Two chronobiological systems meet: Clock genes modulate cyclic organ regeneration of the human hair follicle

  • Yusur Al-Nuaimi, 1) Integrative Systems Biology and 2) Dermatology Research, Epidermal Sciences. The University of Manchester, United Kingdom
  • Jennifer Klatte, Department of Dermatology, University of Lübeck,, Germany
  • Michael Philpott, Centre for Cutaneous Research, QMW College, London, United Kingdom
  • Balázs Tóth, Department of Physiology and Cell Physiology, University of Debrecen, Hungary, Hungary
  • Stephan Tiede, Department of Dermatology, University of Lübeck,, Germany
  • Rachel Watson, Dermatology Research, Epidermal Sciences, School of Translational Medicine, University of Manchester, UK, United Kingdom
  • Tamás Biro, Department of Physiology and Cell Physiology, University of Debrecen, Hungary
  • Prof Ralf Paus, University of Luebeck, Germany & University of Manchester, United Kingdom, United Kingdom

Objective: The molecular controls of hair follicle (HF) cycling remain unknown, but are of the utmost clinical importance. Since clock genes can also regulate supra-circadian events (including the murine hair cycle), we have explored their role in human hair cycle control.

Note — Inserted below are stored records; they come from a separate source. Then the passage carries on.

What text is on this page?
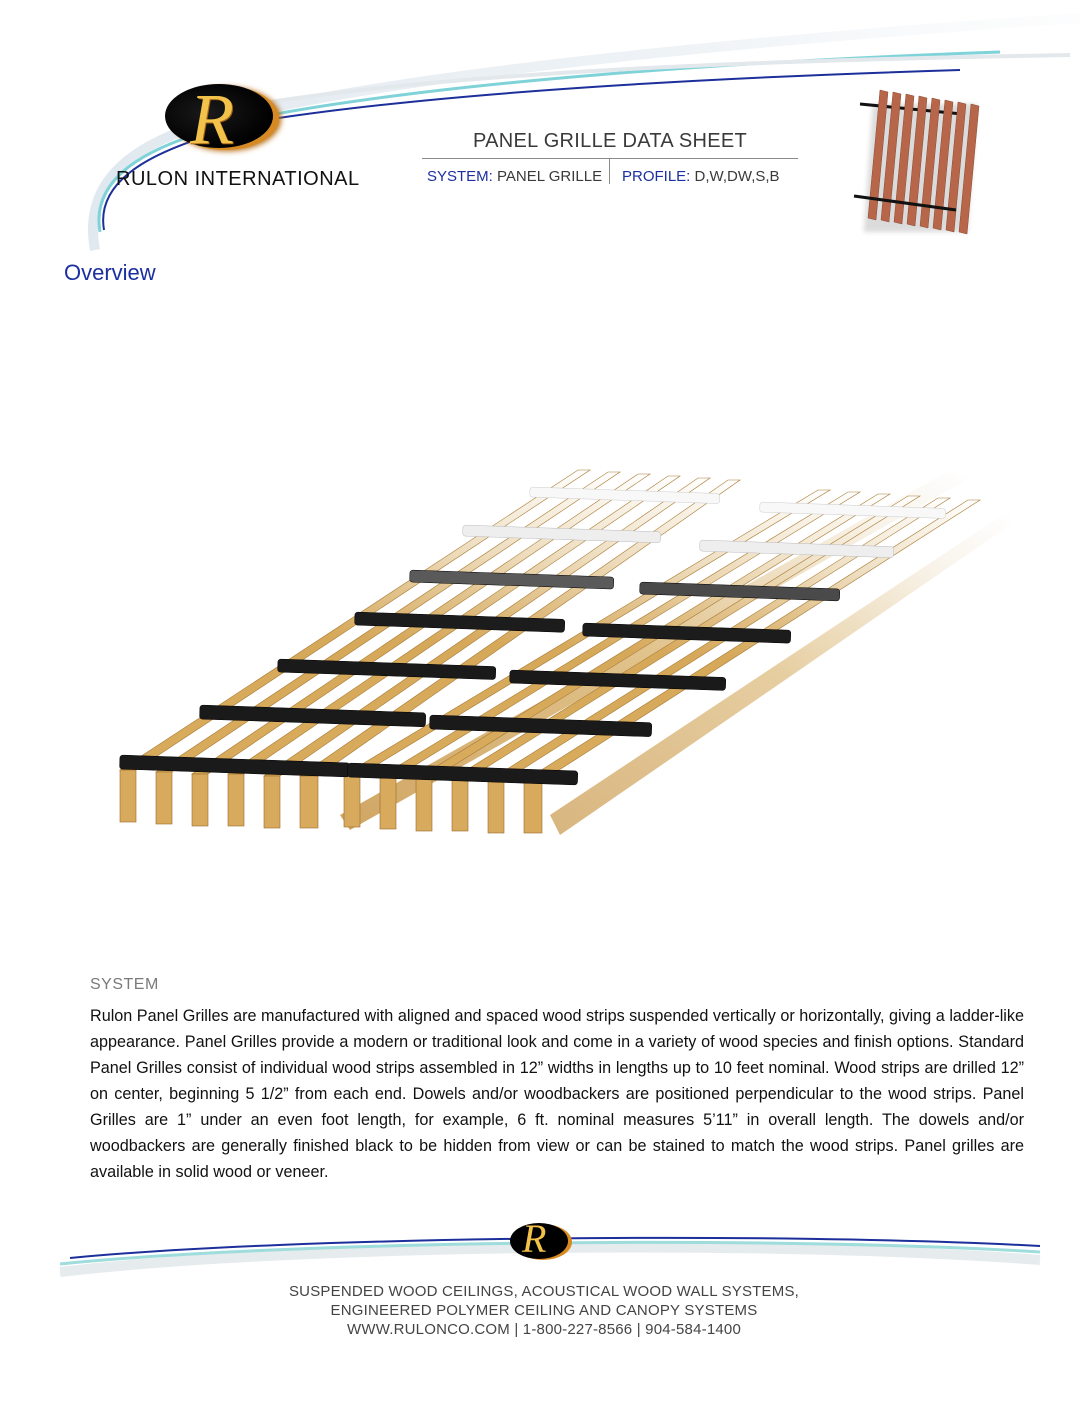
R
RULON INTERNATIONAL
PANEL GRILLE DATA SHEET
SYSTEM: PANEL GRILLE PROFILE: D,W,DW,S,B
Overview
SYSTEM
Rulon Panel Grilles are manufactured with aligned and spaced wood strips suspended vertically or horizontally, giving a ladder-like appearance. Panel Grilles provide a modern or traditional look and come in a variety of wood species and finish options. Standard Panel Grilles consist of individual wood strips assembled in 12” widths in lengths up to 10 feet nominal. Wood strips are drilled 12” on center, beginning 5 1/2” from each end. Dowels and/or woodbackers are positioned perpendicular to the wood strips. Panel Grilles are 1” under an even foot length, for example, 6 ft. nominal measures 5’11” in overall length. The dowels and/or woodbackers are generally finished black to be hidden from view or can be stained to match the wood strips. Panel grilles are available in solid wood or veneer.
R
SUSPENDED WOOD CEILINGS, ACOUSTICAL WOOD WALL SYSTEMS,
ENGINEERED POLYMER CEILING AND CANOPY SYSTEMS
WWW.RULONCO.COM | 1-800-227-8566 | 904-584-1400
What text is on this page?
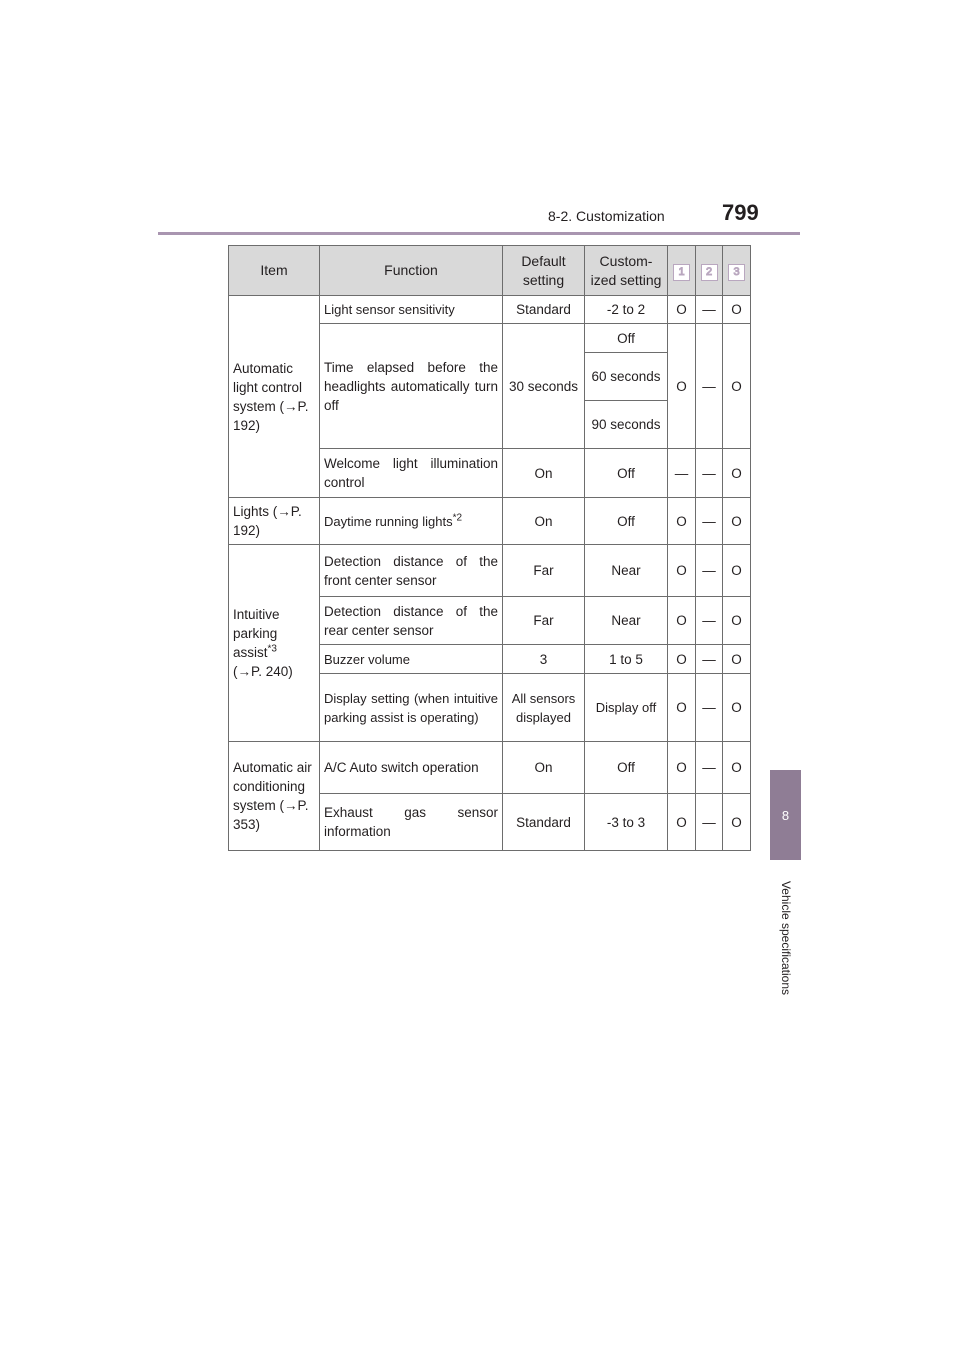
8-2. Customization	799
8
Vehicle specifications
Item	Function	Default setting	Custom- ized setting	1	2	3
Automatic light control system (→P. 192)	Light sensor sensitivity	Standard	-2 to 2	O	—	O
	Time elapsed before the headlights automatically turn off	30 seconds	Off	O	—	O
			60 seconds			
			90 seconds			
	Welcome light illumination control	On	Off	—	—	O
Lights (→P. 192)	Daytime running lights$^{*2}$	On	Off	O	—	O
Intuitive parking assist$^{*3}$
(→P. 240)	Detection distance of the front center sensor	Far	Near	O	—	O
	Detection distance of the rear center sensor	Far	Near	O	—	O
	Buzzer volume	3	1 to 5	O	—	O
	Display setting (when intuitive parking assist is operating)	All sensors displayed	Display off	O	—	O
Automatic air conditioning system (→P. 353)	A/C Auto switch operation	On	Off	O	—	O
	Exhaust gas sensor information	Standard	-3 to 3	O	—	O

Methods: Microdisssected, organ-cultured human scalp HFs were harvested during one defined time window. Clock gene and protein expression was compared between anagen VI and (spontaneously developed) catagen HFs by Q-PCR and/or immunohistology. Gene knock-down using siRNA for Clock and Period1 was performed and further HFs were treated with thyrotropin-releasing hormone (TRH) (a potent regulator of clock genes and a recently identified stimulator of human HF growth).
Results: Human HFs differentially transcribed Clock, Bmal1, Period1, Cry1 and Cry2 in a hair-cycle dependent manner. For example, anagen VI HFs showed increased levels of Clock, Cry2 mRNA and Period1 compared to catagen HFs. PERIOD1 protein was maximally expressed in late catagen HFs. siRNA transfection successfully knocked-down Clock and Period1 mRNA transcription in organ-cultured human HFs and altered HF cycling and/or pigmentation. For example, Period 1 knock-down greatly retarded catagen development, and Clock siRNA increased hair matrix keratinocyte proliferation. Period1 and Clock knock-down increased the HF melanin content and altered the expression of genes implicated in the anagen-catagen switch. Finally, the catagen-inhibitory neuropeptide hormone,TRH up-regulated Clock, Cry1, Cry2 and Bmal1 mRNA while it decreased Period1 gene and protein expression.
Conclusions: This is the first report of significant, differential, hair cycle-dependent expression of clock genes and proteins in human HFs. We also provide the first functional evidence that clock genes are indeed involved in human hair cycle control, are regulated by TRH. This offers important novel insights into HF chronobiology and identifies specific clock genes as promising molecular targets for clinical intervention in patients with hair growth disorders.